This expedition involves staying in the cloud forests of Cusuco National Park for three weeks and then spending a week at one of the marine sites. The first week of this expedition is the same as for expedition 4 with jungle training, canopy access (optional*) and a Neotropical forest ecology course. However, in the second week you will be completing an introduction to expedition medicine with lectures and practicals on how to organise medical support for an expedition, how to health screen participants and organise evacuations, how to diagnose common tropical diseases such as malaria, dengue, chikungunya, treatment of snake bites, how to deal with anaphylactic shock, trauma treatment and how to suture. The course is taught by a very experienced expedition medic in the field camp with practicals each day and is always very popular. In the following week you will be sent to work alongside the medic in one of the more remote fly camps. Most of the time in this week you will be helping with the biodiversity surveys but if there are medical consultations you may be involved as an observer. In the final week you will go to either Utila or Tela marine research sites and complete a PADI Open Water dive training course or a coral reef ecology and marine survey methods course with practicals by diving (if already trained) or snorkelling.

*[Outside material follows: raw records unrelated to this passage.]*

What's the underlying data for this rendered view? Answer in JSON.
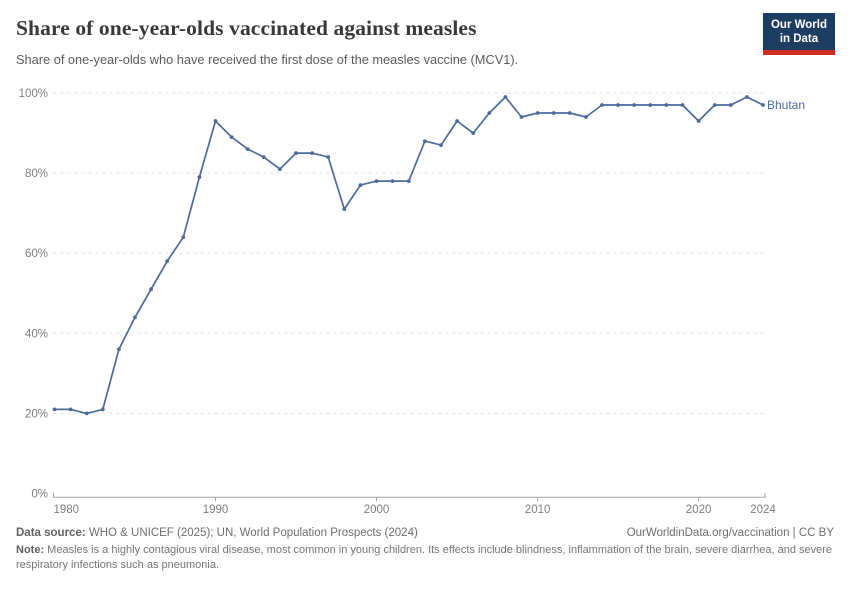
{
  "header": {
    "title": "Share of one-year-olds vaccinated against measles",
    "subtitle": "Share of one-year-olds who have received the first dose of the measles vaccine (MCV1).",
    "logo": {
      "line1": "Our World",
      "line2": "in Data",
      "bg_color": "#1d3d63",
      "accent_color": "#d42b21"
    }
  },
  "chart_data": {
    "type": "line",
    "title": "Share of one-year-olds vaccinated against measles",
    "xlabel": "",
    "ylabel": "",
    "xlim": [
      1980,
      2024
    ],
    "ylim": [
      0,
      100
    ],
    "grid": "horizontal-dashed",
    "yticks": [
      0,
      20,
      40,
      60,
      80,
      100
    ],
    "ytick_labels": [
      "0%",
      "20%",
      "40%",
      "60%",
      "80%",
      "100%"
    ],
    "xticks": [
      1980,
      1990,
      2000,
      2010,
      2020,
      2024
    ],
    "xtick_labels": [
      "1980",
      "1990",
      "2000",
      "2010",
      "2020",
      "2024"
    ],
    "legend_position": "end-of-line",
    "series": [
      {
        "name": "Bhutan",
        "color": "#4c6a9c",
        "x": [
          1980,
          1981,
          1982,
          1983,
          1984,
          1985,
          1986,
          1987,
          1988,
          1989,
          1990,
          1991,
          1992,
          1993,
          1994,
          1995,
          1996,
          1997,
          1998,
          1999,
          2000,
          2001,
          2002,
          2003,
          2004,
          2005,
          2006,
          2007,
          2008,
          2009,
          2010,
          2011,
          2012,
          2013,
          2014,
          2015,
          2016,
          2017,
          2018,
          2019,
          2020,
          2021,
          2022,
          2023,
          2024
        ],
        "values": [
          21,
          21,
          20,
          21,
          36,
          44,
          51,
          58,
          64,
          79,
          93,
          89,
          86,
          84,
          81,
          85,
          85,
          84,
          71,
          77,
          78,
          78,
          78,
          88,
          87,
          93,
          90,
          95,
          99,
          94,
          95,
          95,
          95,
          94,
          97,
          97,
          97,
          97,
          97,
          97,
          93,
          97,
          97,
          99,
          97
        ]
      }
    ]
  },
  "footer": {
    "datasource_label": "Data source:",
    "datasource_value": " WHO & UNICEF (2025); UN, World Population Prospects (2024)",
    "link": "OurWorldinData.org/vaccination | CC BY",
    "note_label": "Note:",
    "note_value": " Measles is a highly contagious viral disease, most common in young children. Its effects include blindness, inflammation of the brain, severe diarrhea, and severe respiratory infections such as pneumonia."
  }
}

*This carries an additional cost. The canopy access course gives you the opportunity to learn how to ascend into the canopy using a rope access technique. The course is run by Canopy Access Limited who have worked with the BBC and National Geographic to take film makers and presenters, including David Attenborough, into the canopy for that unique footage.
In the Caribbean, there are a number of core issues that have been affecting the biodiversity of the coral reefs – including the mass mortality of keystone sea urchins that have allowed algal colonisation of reef areas, an invasive species originally from the Indo-Pacific (lionfish) that acts as a predator on reef fish which has been spreading across the Caribbean, and overfishing of reef fish by local communities. Opwall has two monitoring sites in Honduras: one is on the island reefs of Utila and the second on the coastal barrier reef of Tela. At both sites, teams of Opwall scientists and students collect annual monitoring data to assess temporal patterns of ecosystem change, alongside novel research to address key management priorities and gaps in our current understanding of tropical marine coastal ecosystem function.
The forests of Central America are some of the most biologically diverse forests in the world, partly because they are the meeting point of two great faunas – those from North America and those from South America which had evolved separately. Many of these ecosystems have been badly degraded but there is a proposal to join currently discontinuous areas of forest into a continuous Mesoamerican forest corridor running from the Yucatan peninsula in Mexico (where there are other Opwall teams) to Panama. Part of this corridor will encompass the cloud forests of Cusuco National Park in Honduras – a site rich in endemics and endangered species yet threatened by unchecked illegal deforestation.
The Opwall survey teams have been working in Cusuco since 2003 and the data produced has resulted in the Park being listed as one of the top 50 most irreplaceable protected areas in the world (based on a review of 173,000 sites worldwide). As well as underlining the biological value of Cusuco, the datasets collected by the Opwall teams are also being used to make an application for funding through Natural Forest Standard (NFS). This will allow carbon credits from the Park to be issued, which can then be sold to multinational companies wishing to offset their carbon emissions and at the same time help protect biodiversity. Funding obtained in this way will then be used to manage and protect the park and the many unique species it supports.
Climate
Our marine sites are hot and usually dry, but with occasional storms.
Fitness level required
Low – Moderate. Some fitness is required for in water activities, but conditions are relatively easy.
Creature comforts
Facilities are comfortable but basic. There is phone signal and limited wifi that is often unreliable.